“Life is one big road with lots of signs. So when you riding through the ruts, don’t complicate your mind. Flee from hate, mischief and jealousy. Don’t bury your thoughts, put your vision to reality. Wake Up and Live!” – Bob Marley
Though I have been MIA for most of the month, I am rather proud of myself in a way. All my life I have been on a train of my own making. Moving from place to place, pulling stakes, isolating myself in new locations. So, when the flame-out came this time, feeling overwhelmed and unsteady, I did something new. I didn’t pack the RV and find myself another spot to roost for a bit. Though I have to admit a cabin, or simply living in the RV in the mountains of Montana, is sorely tempting. I kept myself in place and simply stopped doing the things I was doing, took a walk down a different path, and found myself refreshed. Wow. Who would have thunk that the gypsy in me could be happy in one place?

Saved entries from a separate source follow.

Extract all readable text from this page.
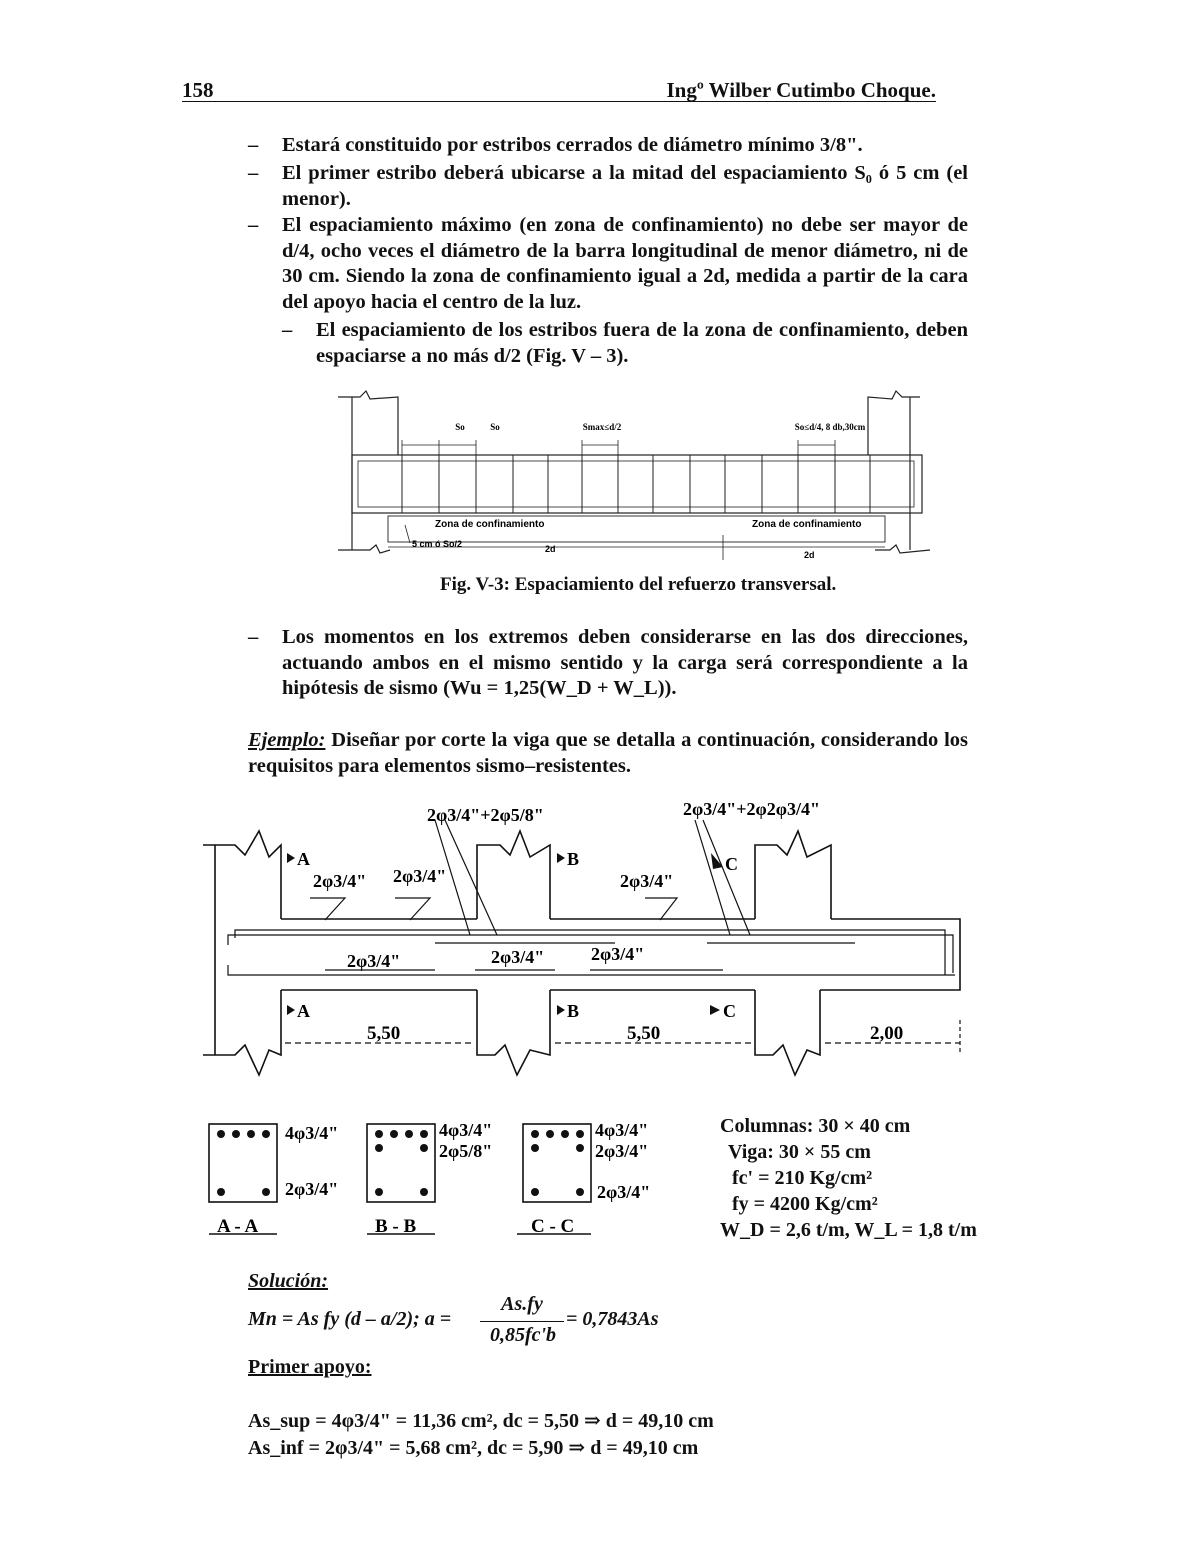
158	Ingº Wilber Cutimbo Choque.
– Estará constituido por estribos cerrados de diámetro mínimo 3/8".
– El primer estribo deberá ubicarse a la mitad del espaciamiento S₀ ó 5 cm (el menor).
– El espaciamiento máximo (en zona de confinamiento) no debe ser mayor de d/4, ocho veces el diámetro de la barra longitudinal de menor diámetro, ni de 30 cm. Siendo la zona de confinamiento igual a 2d, medida a partir de la cara del apoyo hacia el centro de la luz.
– El espaciamiento de los estribos fuera de la zona de confinamiento, deben espaciarse a no más d/2 (Fig. V – 3).
So	So	Smax≤d/2	So≤d/4, 8 db,30cm
Zona de confinamiento	Zona de confinamiento
5 cm ó So/2	2d
2d
Fig. V-3: Espaciamiento del refuerzo transversal.
– Los momentos en los extremos deben considerarse en las dos direcciones, actuando ambos en el mismo sentido y la carga será correspondiente a la hipótesis de sismo (Wu = 1,25(W_D + W_L)).
Ejemplo: Diseñar por corte la viga que se detalla a continuación, considerando los requisitos para elementos sismo–resistentes.
2φ3/4"+2φ5/8"	2φ3/4"+2φ2φ3/4"
2φ3/4" 2φ3/4"	2φ3/4"
2φ3/4"	2φ3/4"	2φ3/4"
A	B	C
A	B	C
5,50	5,50	2,00
4φ3/4"
2φ3/4"
A - A
4φ3/4"
2φ5/8"
B - B
4φ3/4"
2φ3/4"
2φ3/4"
C - C
Columnas: 30 × 40 cm
Viga: 30 × 55 cm
fc' = 210 Kg/cm²
fy = 4200 Kg/cm²
W_D = 2,6 t/m, W_L = 1,8 t/m
Solución:
Mn = As fy (d – a/2); a =
As.fy
0,85fc'b
= 0,7843As
Primer apoyo:
As_sup = 4φ3/4" = 11,36 cm², dc = 5,50 ⇒ d = 49,10 cm
As_inf = 2φ3/4" = 5,68 cm², dc = 5,90 ⇒ d = 49,10 cm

While I have been on hiatus I hadn’t read anything. Sad when you are burned out on reading, isn’t it? But I had so much going on, I was scattered. Now, after a month of simply thinking of nothing at all, spending time outside and in my studio, I am slowing coming back to reading. Taking it slow, reading some of the anthologies I have had on the back burner. Nothing intellectually stimulating, but I have found some things that I have enjoyed.
So, I am back to it. Reviews coming on the anthology stories I have enjoyed and the new authors I have found, as well as some authors I had slipped away from and am glad to have found once more. I missed you guys, and hope you missed me too. I discovered it is lonely without my online peeps!